Au théâtre cette semaine - le 4 décembre 2015

Reflets d'un banquet
par
Nicolas
Temps de lecture 2 min.

Ph. Marie Aurore

S'emparer du célèbre "Banquet" de Platon et lui donner un nouveau peps tout en gardant sa finesse oratoire. Le défi est entièrement relevé par la jeune metteure en scène Pauline d'Ollone. Ce dialogue antique, dont la trame est ici respectée, revient sur un banquet offert par Agathon, poète tragique, qui invite amis et artistes athéniens pour célébrer la récompense de sa première tragédie. À la table du festin, les convives se lancent comme défi de déclamer le meilleur éloge de l'amour. Qu'est-ce que l'Amour ? Est-il divin ou mortel ? Est-il cadeau des dieux ou simple désir de l'Homme ? Le questionnement touche aussi des questions graves: le racisme ou la misogynie.

La discussion philosophique pourrait très vite s'avérer barbante si elle n'était pas mise en scène de manière dynamique et élégante, comme c'est le cas pour ces "Reflets d'un banquet", premier travail de la jeune femme formée à l'INSAS. Elle orchestre ce concours d'éloquence une dynamique et drôle joute verbale, où chaque personnage à sa place. Ceux-ci se taquinent, les envolées succèdent à des parties de ping-pong oratoire. Après le tour de Phèdre (Achille Ridolfi), de Posonias (Jérémie Siska), d'Eryximaque (Pierange Buondelmonte), d'Aristophane (Ridolfi sans la veste) et d'Agathon (Adrien Drumel), il revient à Socrate (Philippe Grand'henry), resté spectateur jusqu'alors, de prendre la parole. Le philosophe exerce alors sa maïeutique, décortiquant de questions en questions les discours enjoués de ses camarades de festin. Sans s'y attendre, le rhéteur plonge dans son passé, lorsque la douce Diotime (une facétieuse Anne-Marie Loop, qui donne corps à un rôle féminin bien trop réduit dans la version originelle) lui fournit la vérité de l'Amour, clouant le bec aux discussions théologiques et sophistiques. À moins que ce soit Alcibiade (Siska de nouveau). Quelque peu éméché, le rebelle ramène Socrate à ses faiblesses d'amant.

Ph. Marie Aurore

La langue est musicale et vivante. On sent l'amour des mots et du combat qu'ils se livrent. Faisant fi d'une scénographie élaborée, Pauline d'Ollone pousse l'épure à son maximum en faisant se mouvoir ses acteurs au milieu de public perché sur de petit gradins disposés en arc de cercle.

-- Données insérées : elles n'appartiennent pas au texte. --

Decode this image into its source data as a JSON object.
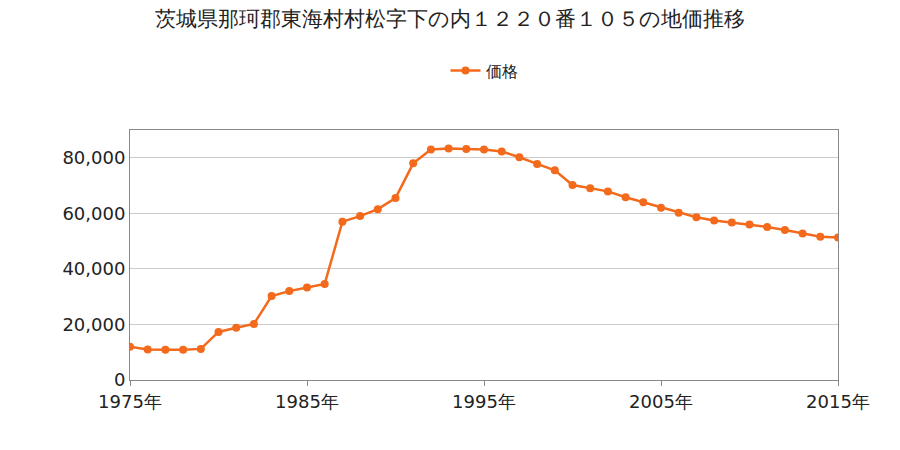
{
  "chart_data": {
    "type": "line",
    "title": "茨城県那珂郡東海村村松字下の内１２２０番１０５の地価推移",
    "x": [
      1975,
      1976,
      1977,
      1978,
      1979,
      1980,
      1981,
      1982,
      1983,
      1984,
      1985,
      1986,
      1987,
      1988,
      1989,
      1990,
      1991,
      1992,
      1993,
      1994,
      1995,
      1996,
      1997,
      1998,
      1999,
      2000,
      2001,
      2002,
      2003,
      2004,
      2005,
      2006,
      2007,
      2008,
      2009,
      2010,
      2011,
      2012,
      2013,
      2014,
      2015
    ],
    "series": [
      {
        "name": "価格",
        "color": "#f36a1c",
        "marker": "circle",
        "values": [
          12000,
          11000,
          10900,
          10900,
          11200,
          17300,
          18800,
          20200,
          30200,
          32000,
          33300,
          34600,
          57000,
          59000,
          61500,
          65500,
          78000,
          83000,
          83300,
          83200,
          83000,
          82300,
          80200,
          77800,
          75500,
          70200,
          69000,
          67900,
          65800,
          64000,
          62000,
          60200,
          58600,
          57400,
          56700,
          56000,
          55100,
          54000,
          52700,
          51600,
          51300
        ]
      }
    ],
    "xlim": [
      1975,
      2015
    ],
    "xticks": [
      {
        "value": 1975,
        "label": "1975年"
      },
      {
        "value": 1985,
        "label": "1985年"
      },
      {
        "value": 1995,
        "label": "1995年"
      },
      {
        "value": 2005,
        "label": "2005年"
      },
      {
        "value": 2015,
        "label": "2015年"
      }
    ],
    "ylim": [
      0,
      90000
    ],
    "yticks": [
      0,
      {
        "value": 20000,
        "label": "20,000"
      },
      {
        "value": 40000,
        "label": "40,000"
      },
      {
        "value": 60000,
        "label": "60,000"
      },
      {
        "value": 80000,
        "label": "80,000"
      }
    ],
    "grid": true,
    "legend": "top"
  }
}
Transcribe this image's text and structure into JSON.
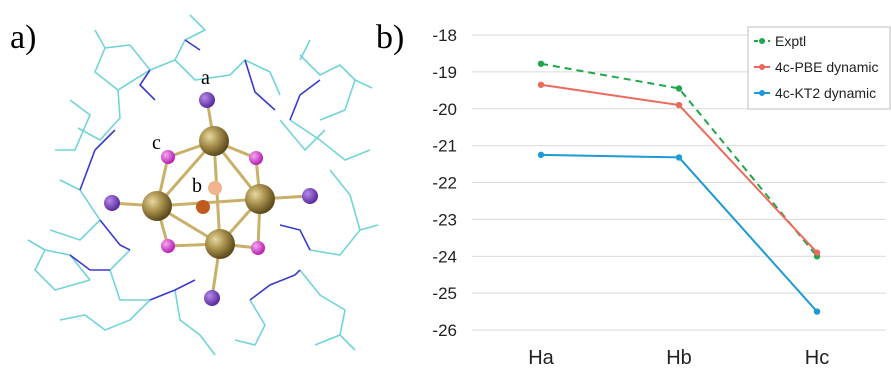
{
  "panels": [
    "a)",
    "b)"
  ],
  "atom_labels": [
    "a",
    "b",
    "c"
  ],
  "chart_data": {
    "type": "line",
    "categories": [
      "Ha",
      "Hb",
      "Hc"
    ],
    "series": [
      {
        "name": "Exptl",
        "color": "#1fa54a",
        "line_style": "dashed",
        "values": [
          -18.78,
          -19.45,
          -24.0
        ]
      },
      {
        "name": "4c-PBE dynamic",
        "color": "#ec6a5c",
        "line_style": "solid",
        "values": [
          -19.35,
          -19.9,
          -23.9
        ]
      },
      {
        "name": "4c-KT2 dynamic",
        "color": "#1e9ad6",
        "line_style": "solid",
        "values": [
          -21.25,
          -21.32,
          -25.5
        ]
      }
    ],
    "ylim": [
      -26,
      -18
    ],
    "yticks": [
      -26,
      -25,
      -24,
      -23,
      -22,
      -21,
      -20,
      -19,
      -18
    ],
    "grid": true,
    "legend": "upper right"
  }
}
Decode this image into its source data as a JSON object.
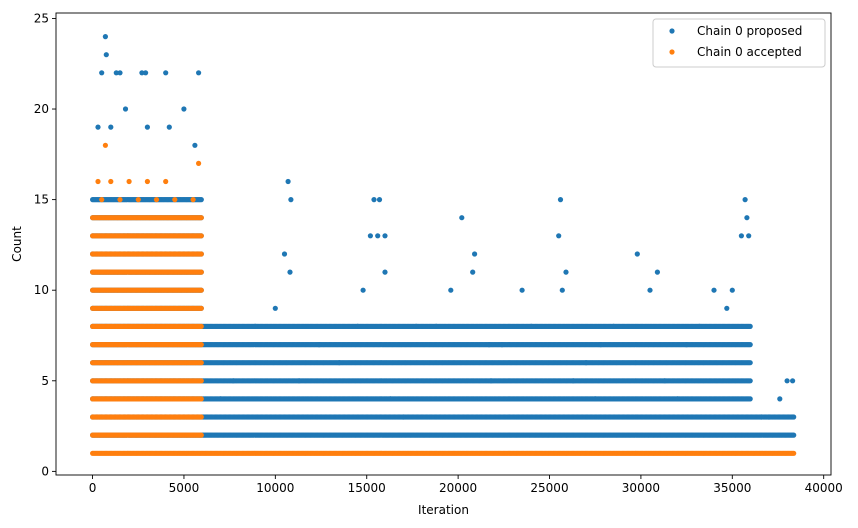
{
  "chart_data": {
    "type": "scatter",
    "xlabel": "Iteration",
    "ylabel": "Count",
    "xlim": [
      -2000,
      40400
    ],
    "ylim": [
      -0.2,
      25.3
    ],
    "x_ticks": [
      0,
      5000,
      10000,
      15000,
      20000,
      25000,
      30000,
      35000,
      40000
    ],
    "y_ticks": [
      0,
      5,
      10,
      15,
      20,
      25
    ],
    "grid": false,
    "legend_position": "top-right",
    "series": [
      {
        "name": "Chain 0 proposed",
        "color": "#1f77b4",
        "segments": [
          {
            "y": 2,
            "x_start": 0,
            "x_end": 38400
          },
          {
            "y": 3,
            "x_start": 0,
            "x_end": 38400
          },
          {
            "y": 4,
            "x_start": 0,
            "x_end": 36000
          },
          {
            "y": 5,
            "x_start": 0,
            "x_end": 36000
          },
          {
            "y": 6,
            "x_start": 0,
            "x_end": 36000
          },
          {
            "y": 7,
            "x_start": 0,
            "x_end": 36000
          },
          {
            "y": 8,
            "x_start": 0,
            "x_end": 36000
          },
          {
            "y": 9,
            "x_start": 0,
            "x_end": 6000
          },
          {
            "y": 10,
            "x_start": 0,
            "x_end": 6000
          },
          {
            "y": 11,
            "x_start": 0,
            "x_end": 6000
          },
          {
            "y": 12,
            "x_start": 0,
            "x_end": 6000
          },
          {
            "y": 13,
            "x_start": 0,
            "x_end": 6000
          },
          {
            "y": 14,
            "x_start": 0,
            "x_end": 6000
          },
          {
            "y": 15,
            "x_start": 0,
            "x_end": 6000
          }
        ],
        "points": [
          [
            700,
            24
          ],
          [
            750,
            23
          ],
          [
            500,
            22
          ],
          [
            1300,
            22
          ],
          [
            1500,
            22
          ],
          [
            2700,
            22
          ],
          [
            2900,
            22
          ],
          [
            4000,
            22
          ],
          [
            5800,
            22
          ],
          [
            300,
            19
          ],
          [
            1000,
            19
          ],
          [
            1800,
            20
          ],
          [
            3000,
            19
          ],
          [
            4200,
            19
          ],
          [
            5000,
            20
          ],
          [
            5600,
            18
          ],
          [
            10700,
            16
          ],
          [
            10850,
            15
          ],
          [
            15400,
            15
          ],
          [
            15700,
            15
          ],
          [
            20200,
            14
          ],
          [
            25600,
            15
          ],
          [
            35700,
            15
          ],
          [
            10500,
            12
          ],
          [
            15200,
            13
          ],
          [
            15600,
            13
          ],
          [
            16000,
            13
          ],
          [
            20900,
            12
          ],
          [
            25500,
            13
          ],
          [
            35500,
            13
          ],
          [
            35800,
            14
          ],
          [
            10800,
            11
          ],
          [
            16000,
            11
          ],
          [
            20800,
            11
          ],
          [
            25900,
            11
          ],
          [
            30900,
            11
          ],
          [
            29800,
            12
          ],
          [
            35900,
            13
          ],
          [
            14800,
            10
          ],
          [
            19600,
            10
          ],
          [
            23500,
            10
          ],
          [
            25700,
            10
          ],
          [
            30500,
            10
          ],
          [
            34000,
            10
          ],
          [
            35000,
            10
          ],
          [
            8900,
            8
          ],
          [
            10000,
            9
          ],
          [
            12400,
            7
          ],
          [
            13500,
            6
          ],
          [
            14500,
            8
          ],
          [
            17700,
            8
          ],
          [
            18800,
            8
          ],
          [
            21700,
            7
          ],
          [
            22400,
            7
          ],
          [
            24000,
            8
          ],
          [
            27000,
            6
          ],
          [
            27800,
            7
          ],
          [
            28500,
            8
          ],
          [
            32500,
            7
          ],
          [
            33200,
            8
          ],
          [
            34700,
            9
          ],
          [
            37600,
            4
          ],
          [
            38000,
            5
          ],
          [
            38300,
            5
          ],
          [
            7000,
            4
          ],
          [
            7700,
            5
          ],
          [
            11300,
            5
          ],
          [
            16300,
            4
          ],
          [
            17000,
            3
          ],
          [
            21800,
            5
          ],
          [
            26300,
            5
          ],
          [
            27500,
            4
          ],
          [
            31300,
            5
          ],
          [
            32000,
            4
          ],
          [
            36600,
            3
          ],
          [
            37000,
            3
          ]
        ]
      },
      {
        "name": "Chain 0 accepted",
        "color": "#ff7f0e",
        "segments": [
          {
            "y": 1,
            "x_start": 0,
            "x_end": 38400
          },
          {
            "y": 2,
            "x_start": 0,
            "x_end": 6000
          },
          {
            "y": 3,
            "x_start": 0,
            "x_end": 6000
          },
          {
            "y": 4,
            "x_start": 0,
            "x_end": 6000
          },
          {
            "y": 5,
            "x_start": 0,
            "x_end": 6000
          },
          {
            "y": 6,
            "x_start": 0,
            "x_end": 6000
          },
          {
            "y": 7,
            "x_start": 0,
            "x_end": 6000
          },
          {
            "y": 8,
            "x_start": 0,
            "x_end": 6000
          },
          {
            "y": 9,
            "x_start": 0,
            "x_end": 6000
          },
          {
            "y": 10,
            "x_start": 0,
            "x_end": 6000
          },
          {
            "y": 11,
            "x_start": 0,
            "x_end": 6000
          },
          {
            "y": 12,
            "x_start": 0,
            "x_end": 6000
          },
          {
            "y": 13,
            "x_start": 0,
            "x_end": 6000
          },
          {
            "y": 14,
            "x_start": 0,
            "x_end": 6000
          }
        ],
        "points": [
          [
            700,
            18
          ],
          [
            5800,
            17
          ],
          [
            300,
            16
          ],
          [
            1000,
            16
          ],
          [
            2000,
            16
          ],
          [
            3000,
            16
          ],
          [
            4000,
            16
          ],
          [
            500,
            15
          ],
          [
            1500,
            15
          ],
          [
            2500,
            15
          ],
          [
            3500,
            15
          ],
          [
            4500,
            15
          ],
          [
            5500,
            15
          ]
        ]
      }
    ]
  }
}
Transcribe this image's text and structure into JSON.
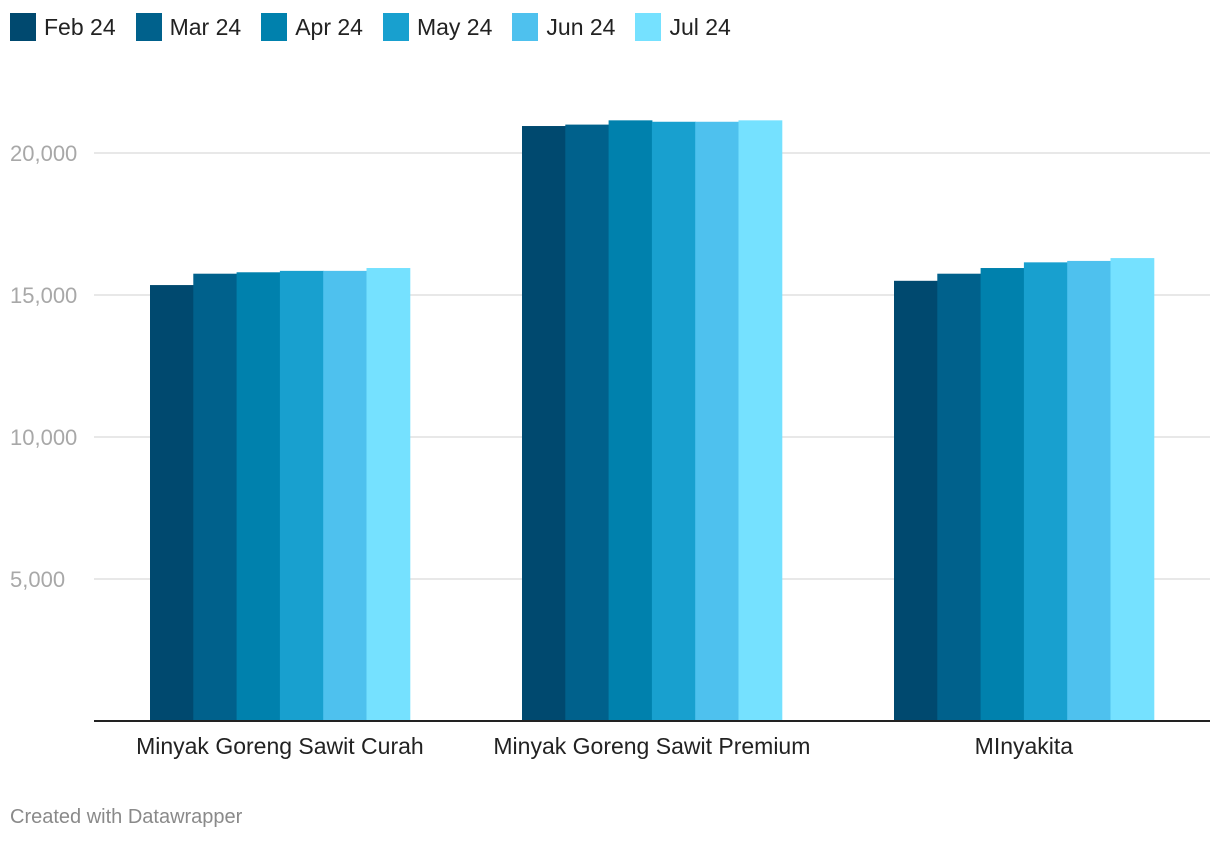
{
  "chart_data": {
    "type": "bar",
    "categories": [
      "Minyak Goreng Sawit Curah",
      "Minyak Goreng Sawit Premium",
      "MInyakita"
    ],
    "series": [
      {
        "name": "Feb 24",
        "color": "#00496f",
        "values": [
          15350,
          20950,
          15500
        ]
      },
      {
        "name": "Mar 24",
        "color": "#00618c",
        "values": [
          15750,
          21000,
          15750
        ]
      },
      {
        "name": "Apr 24",
        "color": "#0081ad",
        "values": [
          15800,
          21150,
          15950
        ]
      },
      {
        "name": "May 24",
        "color": "#18a0cf",
        "values": [
          15850,
          21100,
          16150
        ]
      },
      {
        "name": "Jun 24",
        "color": "#4ec1ee",
        "values": [
          15850,
          21100,
          16200
        ]
      },
      {
        "name": "Jul 24",
        "color": "#75e1ff",
        "values": [
          15950,
          21150,
          16300
        ]
      }
    ],
    "y_ticks": [
      "5,000",
      "10,000",
      "15,000",
      "20,000"
    ],
    "y_tick_values": [
      5000,
      10000,
      15000,
      20000
    ],
    "ylim": [
      0,
      22000
    ],
    "grid": true,
    "legend_position": "top-left"
  },
  "footer": {
    "credit": "Created with Datawrapper"
  }
}
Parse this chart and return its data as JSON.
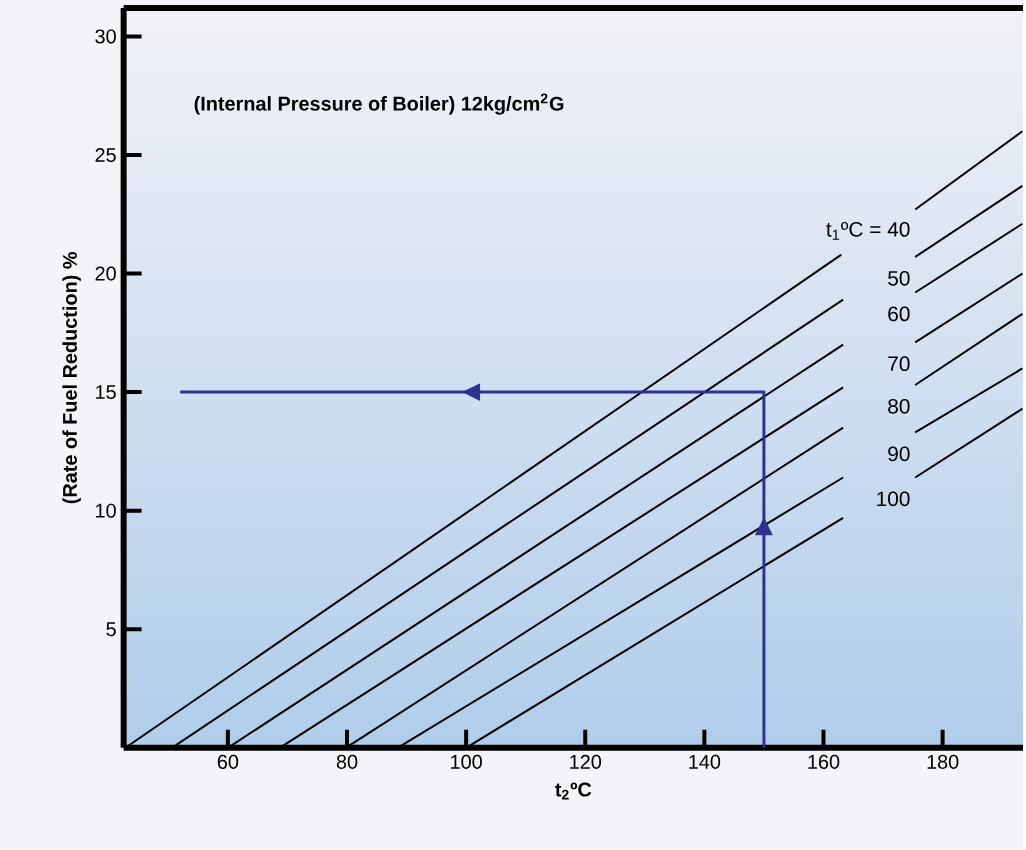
{
  "chart_data": {
    "type": "line",
    "title": "(Internal Pressure of Boiler) 12kg/cm$^{2}$G",
    "xlabel": "t$_{2}$ºC",
    "ylabel": "(Rate of Fuel Reduction) %",
    "xlim": [
      42.5,
      193.5
    ],
    "ylim": [
      0,
      31.2
    ],
    "xticks": [
      60,
      80,
      100,
      120,
      140,
      160,
      180
    ],
    "yticks": [
      5,
      10,
      15,
      20,
      25,
      30
    ],
    "grid": false,
    "legend": false,
    "marker": "none",
    "line_style": "solid",
    "series": [
      {
        "name": "t$_{1}$ºC = 40",
        "color": "#000000",
        "x": [
          42.8,
          163.0,
          169.2,
          175.4,
          193.4
        ],
        "values": [
          0,
          20.8,
          null,
          22.7,
          26.0
        ]
      },
      {
        "name": "50",
        "color": "#000000",
        "x": [
          50.6,
          163.3,
          169.2,
          175.4,
          193.4
        ],
        "values": [
          0,
          18.9,
          null,
          20.7,
          23.7
        ]
      },
      {
        "name": "60",
        "color": "#000000",
        "x": [
          60.0,
          163.3,
          169.2,
          175.4,
          193.4
        ],
        "values": [
          0,
          17.0,
          null,
          19.2,
          22.1
        ]
      },
      {
        "name": "70",
        "color": "#000000",
        "x": [
          68.7,
          163.3,
          169.2,
          175.4,
          193.4
        ],
        "values": [
          0,
          15.2,
          null,
          17.1,
          20.0
        ]
      },
      {
        "name": "80",
        "color": "#000000",
        "x": [
          79.8,
          163.3,
          169.2,
          175.4,
          193.4
        ],
        "values": [
          0,
          13.5,
          null,
          15.3,
          18.3
        ]
      },
      {
        "name": "90",
        "color": "#000000",
        "x": [
          88.5,
          163.3,
          169.2,
          175.4,
          193.4
        ],
        "values": [
          0,
          11.4,
          null,
          13.3,
          16.0
        ]
      },
      {
        "name": "100",
        "color": "#000000",
        "x": [
          100.0,
          163.3,
          169.2,
          175.4,
          193.4
        ],
        "values": [
          0,
          9.7,
          null,
          11.4,
          14.3
        ]
      },
      {
        "color": "#2e3192",
        "x": [
          150,
          150,
          52
        ],
        "values": [
          0,
          15,
          15
        ]
      }
    ]
  }
}
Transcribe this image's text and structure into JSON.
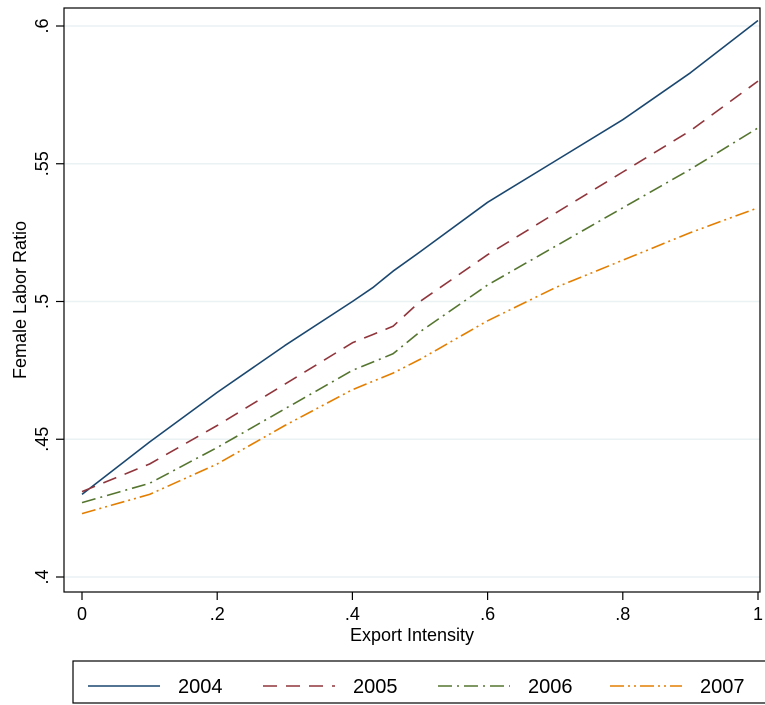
{
  "chart_data": {
    "type": "line",
    "xlabel": "Export Intensity",
    "ylabel": "Female Labor Ratio",
    "xlim": [
      0,
      1
    ],
    "ylim": [
      0.4,
      0.6
    ],
    "x_ticks": [
      {
        "value": 0,
        "label": "0"
      },
      {
        "value": 0.2,
        "label": ".2"
      },
      {
        "value": 0.4,
        "label": ".4"
      },
      {
        "value": 0.6,
        "label": ".6"
      },
      {
        "value": 0.8,
        "label": ".8"
      },
      {
        "value": 1,
        "label": "1"
      }
    ],
    "y_ticks": [
      {
        "value": 0.4,
        "label": ".4"
      },
      {
        "value": 0.45,
        "label": ".45"
      },
      {
        "value": 0.5,
        "label": ".5"
      },
      {
        "value": 0.55,
        "label": ".55"
      },
      {
        "value": 0.6,
        "label": ".6"
      }
    ],
    "grid": "horizontal",
    "legend_position": "bottom",
    "x": [
      0,
      0.1,
      0.2,
      0.3,
      0.4,
      0.43,
      0.46,
      0.5,
      0.6,
      0.7,
      0.8,
      0.9,
      1.0
    ],
    "series": [
      {
        "name": "2004",
        "color": "#1a476f",
        "dash": "solid",
        "values": [
          0.43,
          0.449,
          0.467,
          0.484,
          0.5,
          0.505,
          0.511,
          0.518,
          0.536,
          0.551,
          0.566,
          0.583,
          0.602
        ]
      },
      {
        "name": "2005",
        "color": "#90353b",
        "dash": "dash",
        "values": [
          0.431,
          0.441,
          0.455,
          0.47,
          0.485,
          0.488,
          0.491,
          0.5,
          0.517,
          0.532,
          0.547,
          0.562,
          0.58
        ]
      },
      {
        "name": "2006",
        "color": "#55752f",
        "dash": "dashdot",
        "values": [
          0.427,
          0.434,
          0.447,
          0.461,
          0.475,
          0.478,
          0.481,
          0.489,
          0.506,
          0.52,
          0.534,
          0.548,
          0.563
        ]
      },
      {
        "name": "2007",
        "color": "#e37e00",
        "dash": "dashdotdot",
        "values": [
          0.423,
          0.43,
          0.441,
          0.455,
          0.468,
          0.471,
          0.474,
          0.479,
          0.493,
          0.505,
          0.515,
          0.525,
          0.534
        ]
      }
    ]
  }
}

Le regard des comédiens plonge dans celui des spectateurs avec intensité. L'espace de jeu s'éclate ensuite en dépassant l'espace scénique réduit en occupant l'ensemble du Théâtre de la Vie complètement ouvert sur son bar et son gradin supérieur.

Des cours de philo comme celui-là, on en redemande. Car ici, l'oralité est mise en scène avec intelligence, évitant les poncifs d'un théâtre antique parfois plombant. La Compagnie les Étrangers fait le pari d'une réflexion ludique, où le plaisir du jeu des comédiens se partagent sans ennui. Une certaine idée du bonheur théâtral!

Drôle de couple

Ph. Grégory Navarra

Les fêtes de fin d'année approchent, la Comédie de Bruxelles nous propose sa nouvelle comédie pour célébrer l'an neuf. Daniel Hanssens a porté son choix sur une comédie de Broadway des années 60, portée à l'écran par les inséparables Jack Lemmon et Walter Matthau. « Drôle de couple » voit la cohabitation entre deux amis que tout oppose. Oscar (Pascal Racan) est un journaliste sportif divorcé et qui vit pleinement sa vie retrouvée de célibataire. Il accueille chez lui Félix (Daniel Hanssens), en train de se séparer difficilement de son épouse. Mais le caractère désinvolte du premier se marie mal à la maniaquerie et sensiblerie du second.

Jouant sur le traditionnel duo, style buddy movie, la pièce est typique de la comédie new-yorkaise sixties. Mais dans cette mise en scène assez classique, l'installation des personnages principaux et secondaires (les amis du poker du vendredi soir – Victor Scheffer, Daniel Nicodème, Michel Hinderyckx) traîne quelque peu les pieds, et le spectacle ne trouve véritablement son rythme de croisière qu'après l'entracte, avec l'arrivée des deux personnages féminins (Amélie Saye et Laure Godisiabois). Sans jamais atteindre l'explosion.

Dommage, car le duo Hanssens-Racan a par le passé pu démontrer sa capacité à revivifier les comédies contemporaines à succès.